Я хохотала минут двадцать: как это возмутительно, как глупо, что Хамфри притворялся, будто не узнал меня, и в то же время как на него похоже! А потом заплакала.
Свет… заря… день
Отец стоит у моей кровати.
Или не стоит.
(Я плохо себя чувствую.)
Он как будто стал меньше ростом.
Я начинаю говорить и понимаю, что на лице у меня маска. Мои слова, отражаясь от нее, возвращаются ко мне. Я стягиваю маску и вспоминаю разговор с медсестрой. Эта маска помогает мне спать или, наоборот, бодрствовать. Помогает жить или, наоборот, умереть. Одно из двух.
Отец говорит что-то по-шведски. Но слова не подходят друг к другу и не подходят мне.
– Привет, шалунья, – говорит тогда отец по-английски, берет меня за руку, поглаживает большим пальцем катетер – в том месте, где он зарывается мне под кожу. Туда-сюда, ритмично.
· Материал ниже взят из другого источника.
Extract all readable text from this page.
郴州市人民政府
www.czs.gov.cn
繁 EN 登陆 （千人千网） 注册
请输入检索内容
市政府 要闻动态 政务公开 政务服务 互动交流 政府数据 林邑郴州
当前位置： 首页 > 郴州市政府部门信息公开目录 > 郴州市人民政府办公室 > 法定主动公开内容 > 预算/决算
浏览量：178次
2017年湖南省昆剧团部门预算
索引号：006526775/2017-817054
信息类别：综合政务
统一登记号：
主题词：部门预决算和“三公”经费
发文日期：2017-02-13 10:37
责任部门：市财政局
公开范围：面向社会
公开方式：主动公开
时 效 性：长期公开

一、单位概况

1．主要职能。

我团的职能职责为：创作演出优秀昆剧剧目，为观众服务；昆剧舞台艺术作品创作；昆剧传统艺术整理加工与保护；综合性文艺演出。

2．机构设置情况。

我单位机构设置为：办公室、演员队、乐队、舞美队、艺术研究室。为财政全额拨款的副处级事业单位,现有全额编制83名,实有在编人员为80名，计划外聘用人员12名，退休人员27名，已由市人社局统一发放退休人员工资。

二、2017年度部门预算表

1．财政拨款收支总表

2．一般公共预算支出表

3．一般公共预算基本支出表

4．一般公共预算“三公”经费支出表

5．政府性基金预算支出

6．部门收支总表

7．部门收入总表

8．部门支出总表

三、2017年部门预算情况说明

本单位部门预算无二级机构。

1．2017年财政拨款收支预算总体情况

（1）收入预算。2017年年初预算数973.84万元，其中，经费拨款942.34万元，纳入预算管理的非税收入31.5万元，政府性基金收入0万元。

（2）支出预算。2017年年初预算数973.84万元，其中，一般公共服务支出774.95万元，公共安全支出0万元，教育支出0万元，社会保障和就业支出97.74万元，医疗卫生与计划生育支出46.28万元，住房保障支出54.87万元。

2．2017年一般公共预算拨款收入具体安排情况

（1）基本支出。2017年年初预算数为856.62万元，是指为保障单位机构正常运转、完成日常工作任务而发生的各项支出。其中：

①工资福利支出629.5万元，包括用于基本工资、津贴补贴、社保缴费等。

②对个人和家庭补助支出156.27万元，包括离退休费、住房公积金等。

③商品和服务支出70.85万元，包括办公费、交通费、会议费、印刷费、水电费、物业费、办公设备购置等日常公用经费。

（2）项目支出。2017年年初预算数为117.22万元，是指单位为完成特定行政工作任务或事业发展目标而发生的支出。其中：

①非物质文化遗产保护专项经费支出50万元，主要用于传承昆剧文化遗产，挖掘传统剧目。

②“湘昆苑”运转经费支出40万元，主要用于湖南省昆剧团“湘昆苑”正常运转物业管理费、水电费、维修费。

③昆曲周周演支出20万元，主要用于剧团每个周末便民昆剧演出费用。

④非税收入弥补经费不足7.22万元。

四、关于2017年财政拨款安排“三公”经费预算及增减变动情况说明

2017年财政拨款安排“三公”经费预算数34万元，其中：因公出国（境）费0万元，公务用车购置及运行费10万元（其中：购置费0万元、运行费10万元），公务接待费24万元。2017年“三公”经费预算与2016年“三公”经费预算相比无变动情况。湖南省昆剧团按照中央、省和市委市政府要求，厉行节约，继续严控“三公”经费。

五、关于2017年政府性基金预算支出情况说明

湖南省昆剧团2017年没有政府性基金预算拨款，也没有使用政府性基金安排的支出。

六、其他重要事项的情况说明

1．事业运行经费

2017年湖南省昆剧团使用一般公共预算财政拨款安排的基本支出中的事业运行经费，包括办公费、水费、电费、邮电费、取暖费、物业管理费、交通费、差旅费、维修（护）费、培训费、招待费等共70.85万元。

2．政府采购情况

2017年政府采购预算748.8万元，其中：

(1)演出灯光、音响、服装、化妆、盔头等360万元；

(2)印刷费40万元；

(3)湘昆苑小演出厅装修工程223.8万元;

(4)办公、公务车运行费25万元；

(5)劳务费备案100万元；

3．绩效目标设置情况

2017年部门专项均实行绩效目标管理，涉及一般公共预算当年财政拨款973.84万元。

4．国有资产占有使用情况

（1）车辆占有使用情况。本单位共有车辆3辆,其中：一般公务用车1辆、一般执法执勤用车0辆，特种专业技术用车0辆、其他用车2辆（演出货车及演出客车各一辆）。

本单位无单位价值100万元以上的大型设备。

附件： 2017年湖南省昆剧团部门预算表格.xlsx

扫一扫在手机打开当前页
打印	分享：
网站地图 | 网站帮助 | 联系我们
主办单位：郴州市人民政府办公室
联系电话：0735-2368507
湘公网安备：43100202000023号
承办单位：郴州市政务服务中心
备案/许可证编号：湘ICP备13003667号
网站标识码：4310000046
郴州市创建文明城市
Мне больно, но я не знаю, как его остановить, – ни на одном языке слов не помню.
Казалось бы, столько времени прошло, нам есть о чем рассказать друг другу, и я должна взахлеб рассказывать о своих приключениях, а он – о своих. Но мы оба молчим. А может, это все-таки сон, и мой мозг силится воспроизвести отцовский голос. Каким он был? Высоким? Низким?
– Ленни, – говорю я ему и тут же задаюсь вопросом зачем, но слово сказано, и теперь мне приходится наблюдать, как лицо отца озадаченно морщится. Он хватает за руку кого-то размытого, проходящего мимо, и просит меня повторить, что я сказала, но я уже не помню.
– Что-нибудь с мамой? Ей восемьдесят три. Нам почти сто на двоих.
– Анестезия может вызывать помутнение сознания, – говорит размытый, и отец садится опять.
– Ты поехал в Польшу? – кажется, спрашиваю я.
Он кивает и показывает мне черно-серый снимок какой-то фасолины.
– Как только мы удостоверились, я решил сразу тебе сообщить, – говорит он, – ты скоро станешь старшей сестрой.
А я отвечаю:
– Это Артур.
– Что-что?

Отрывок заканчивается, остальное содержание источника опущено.